If you didn't grow up in an emotionally-dysfunctional family (and you should know that makes you a pretty rare person!) - then your ability to accurately read other people's true feelings from their facial expressions should be pretty good.
If you grew up in a dysfunctional family where your safety and / or well-being depended on being able to read people's true feelings accurately, then your ability to accurately read other people quite possibly borders on the supernatural. (More on this another time, but researchers have found that a lot of the people who were physically beaten up as children, if they didn't get completely emotionally 'wiped out', actually developed super-sensitive abilities to read other people, and to sense their true feelings.)
If you grew up in a dysfunctional family where you had to pretend 'everything is fine', and that 'everyone is happy', and that 'it's all good' - even when it definitely wasn't, then this post is really for you, because your ability to match emotion to facial expression got disconnected in that environment.
You felt like someone was angry, (correctly...) but they told you they weren't. You felt as though someone was unhappy / stressed/ scared / panicked etc - but they told you they weren't.
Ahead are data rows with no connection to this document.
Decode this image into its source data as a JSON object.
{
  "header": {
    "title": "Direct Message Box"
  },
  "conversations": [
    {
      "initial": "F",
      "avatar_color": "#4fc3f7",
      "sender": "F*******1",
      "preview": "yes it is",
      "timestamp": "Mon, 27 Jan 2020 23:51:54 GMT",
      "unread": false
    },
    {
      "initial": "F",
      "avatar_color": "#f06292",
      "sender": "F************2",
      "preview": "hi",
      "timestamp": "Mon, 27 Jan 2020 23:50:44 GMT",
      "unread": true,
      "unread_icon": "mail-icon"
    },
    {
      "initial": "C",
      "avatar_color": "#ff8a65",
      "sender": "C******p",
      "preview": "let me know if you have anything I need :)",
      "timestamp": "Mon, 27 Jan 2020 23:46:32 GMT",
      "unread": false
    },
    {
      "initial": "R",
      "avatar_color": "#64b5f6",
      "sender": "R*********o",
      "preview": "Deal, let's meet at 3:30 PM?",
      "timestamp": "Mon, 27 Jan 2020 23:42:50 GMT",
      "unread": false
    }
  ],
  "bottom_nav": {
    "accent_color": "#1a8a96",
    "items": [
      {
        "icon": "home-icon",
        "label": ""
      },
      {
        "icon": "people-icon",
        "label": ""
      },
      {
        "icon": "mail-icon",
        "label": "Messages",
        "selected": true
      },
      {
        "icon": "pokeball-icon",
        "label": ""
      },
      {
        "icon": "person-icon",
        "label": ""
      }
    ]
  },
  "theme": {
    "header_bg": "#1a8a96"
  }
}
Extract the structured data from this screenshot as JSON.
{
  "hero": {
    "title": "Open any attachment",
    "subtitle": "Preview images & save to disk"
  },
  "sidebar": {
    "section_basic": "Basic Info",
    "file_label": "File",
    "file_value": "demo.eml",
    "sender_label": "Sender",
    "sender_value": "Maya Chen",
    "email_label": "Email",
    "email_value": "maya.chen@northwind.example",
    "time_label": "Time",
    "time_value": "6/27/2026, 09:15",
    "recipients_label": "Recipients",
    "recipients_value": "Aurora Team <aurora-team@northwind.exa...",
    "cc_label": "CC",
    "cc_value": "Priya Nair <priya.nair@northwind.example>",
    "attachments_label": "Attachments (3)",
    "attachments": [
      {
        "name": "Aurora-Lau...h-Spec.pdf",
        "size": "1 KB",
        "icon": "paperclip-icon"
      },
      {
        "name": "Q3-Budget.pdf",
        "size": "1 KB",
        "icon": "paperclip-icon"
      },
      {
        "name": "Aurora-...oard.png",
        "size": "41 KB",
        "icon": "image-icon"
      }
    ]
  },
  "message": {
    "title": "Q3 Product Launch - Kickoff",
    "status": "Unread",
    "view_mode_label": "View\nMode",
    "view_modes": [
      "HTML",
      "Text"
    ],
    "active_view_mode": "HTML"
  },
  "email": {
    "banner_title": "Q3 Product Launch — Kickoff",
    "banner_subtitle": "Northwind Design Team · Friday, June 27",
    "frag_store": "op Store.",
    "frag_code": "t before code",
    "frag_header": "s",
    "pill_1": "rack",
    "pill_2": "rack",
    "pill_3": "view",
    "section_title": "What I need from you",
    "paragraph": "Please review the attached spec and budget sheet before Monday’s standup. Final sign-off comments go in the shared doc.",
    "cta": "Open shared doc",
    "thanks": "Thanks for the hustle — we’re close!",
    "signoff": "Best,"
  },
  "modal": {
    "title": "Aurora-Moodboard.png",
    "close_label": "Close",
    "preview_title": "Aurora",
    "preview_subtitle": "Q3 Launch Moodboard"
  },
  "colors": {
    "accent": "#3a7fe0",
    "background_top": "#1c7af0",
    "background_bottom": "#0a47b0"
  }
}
So now, you probably have no clue about how the people around you really feel, and even more problematic, you probably have very little clue about how you yourself feel. But help is at hand. Ekman has put together a course that can teach you how to accurately read other people's emotions, and particularly what he calls their 'microexpressions' in an hour.
Here's how his site describes the different types of expressions that appear on a human face:
TypesMacro: normal expressions usually last between ½-second and 4 seconds. They often repeat, and fit with what is said and the sound of the person’s voice.
Micro: These are very brief, usually lasting between 1/15 and 1/25 of a second. They often display a concealed emotion and are the result of suppression or repression.
False: A deliberately-made simulation of an emotion not being felt.
Masked: A false expression made to cover a macro expression.
For months, I've been looking for the word to try to accurately describe the expression on a certain person's face who really creeps me out and upsets me. One look at this page on Ekman's site solved the mystery for me: it's contempt!
It struck me that if more of us could figure this stuff out just by glancing at someone's face, it would make life a heck of a lot easier to know who and what we're dealing with. Ekman also has a number of books that you can buy on Amazon, and I highly recommend taking a look, because micro, false and masked expressions are all around us.
People's characters really are written all over their faces, just we don't always know what we're looking at.